Appellant defended the suit on the general ground that appellee was inefficient and failed to discharge the duties of his position to the best interest of appellant. The allegation of this general ground is supported by specific allegations showing wherein appellee failed in the performance of his duties, to the effect that he did not work the number of hours a day required for the proper performance of his duties; that he was haughty and discourteous in his attitude toward the store employees, with the consequence that the morale of said employees was destroyed; that he committed unnecessary affronts to customers; that he was unable to understand and utilize the financial reports of the business; that he did not possess the ability to prepare the merchandise budget under which purchases for the store were made; that he was incompetent as a buyer of merchandise; and that he committed a specific act of insubordination when he was requested to move his office; and, further, that such alleged acts of incapacity constituted valid grounds for appel-lee’s discharge, in that appellant was caused to suffer large damages and losses by reason thereof.
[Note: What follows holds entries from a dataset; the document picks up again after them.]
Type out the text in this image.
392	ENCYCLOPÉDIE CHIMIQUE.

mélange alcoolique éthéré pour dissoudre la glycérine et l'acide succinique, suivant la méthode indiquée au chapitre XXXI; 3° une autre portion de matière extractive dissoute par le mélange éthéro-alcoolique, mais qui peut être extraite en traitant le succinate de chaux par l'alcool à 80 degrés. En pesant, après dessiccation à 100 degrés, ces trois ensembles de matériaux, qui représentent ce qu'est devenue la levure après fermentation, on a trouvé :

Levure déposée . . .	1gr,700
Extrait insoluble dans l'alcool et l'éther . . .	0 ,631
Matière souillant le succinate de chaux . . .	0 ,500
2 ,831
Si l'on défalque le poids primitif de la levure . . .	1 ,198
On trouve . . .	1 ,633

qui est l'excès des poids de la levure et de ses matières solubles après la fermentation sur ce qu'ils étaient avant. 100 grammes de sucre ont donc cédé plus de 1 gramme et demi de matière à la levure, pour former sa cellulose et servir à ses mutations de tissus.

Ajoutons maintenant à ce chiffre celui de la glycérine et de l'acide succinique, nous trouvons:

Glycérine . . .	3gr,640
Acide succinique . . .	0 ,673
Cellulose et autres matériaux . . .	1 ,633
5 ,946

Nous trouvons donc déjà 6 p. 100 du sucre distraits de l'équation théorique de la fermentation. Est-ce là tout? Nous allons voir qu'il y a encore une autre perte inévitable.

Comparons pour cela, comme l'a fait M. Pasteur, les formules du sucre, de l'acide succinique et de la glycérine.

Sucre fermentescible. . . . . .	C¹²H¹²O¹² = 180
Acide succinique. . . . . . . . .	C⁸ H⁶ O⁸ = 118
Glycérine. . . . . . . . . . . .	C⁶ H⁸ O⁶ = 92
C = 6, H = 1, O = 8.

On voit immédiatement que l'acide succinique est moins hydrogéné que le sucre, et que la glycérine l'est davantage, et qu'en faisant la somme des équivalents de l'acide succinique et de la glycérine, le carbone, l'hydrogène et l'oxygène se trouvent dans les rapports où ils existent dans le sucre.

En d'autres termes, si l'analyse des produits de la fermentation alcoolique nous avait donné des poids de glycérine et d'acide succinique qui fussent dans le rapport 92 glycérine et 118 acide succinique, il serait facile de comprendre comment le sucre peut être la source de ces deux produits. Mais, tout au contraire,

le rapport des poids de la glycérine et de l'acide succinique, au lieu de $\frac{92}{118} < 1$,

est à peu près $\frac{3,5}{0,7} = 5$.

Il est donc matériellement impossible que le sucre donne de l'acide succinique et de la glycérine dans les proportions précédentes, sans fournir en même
The pleadings of the parties are full and complete; appellee’s being sufficient as a basis for the judgment, and appellant’s being sufficient to raise the questions to be considered on this appeal.

At the request of appellant, the trial court made findings of fact on the controverted issues and, at the further request of appellant, made lengthy additional findings. These findings of fact on issues appellant deems material are excepted to, on the ground either that they do not find support in the evidence or that they are so against the great preponderance of the evidence as that this court should set them aside and reverse and remand the case. These findings are based on conflicting evidence, on material issues, and the duty of determining the conflict rested primarily on the trial court. This duty was performed by the trial court in a very elaborate and full findings of fact, and, as these findings are sufficient to sustain the judgment of the lower court, the case must be affirmed, unless the record shows that there are findings by the court, necessary to the judgment, that are not supported by substantial evidence. A very voluminous statement of facts is filed.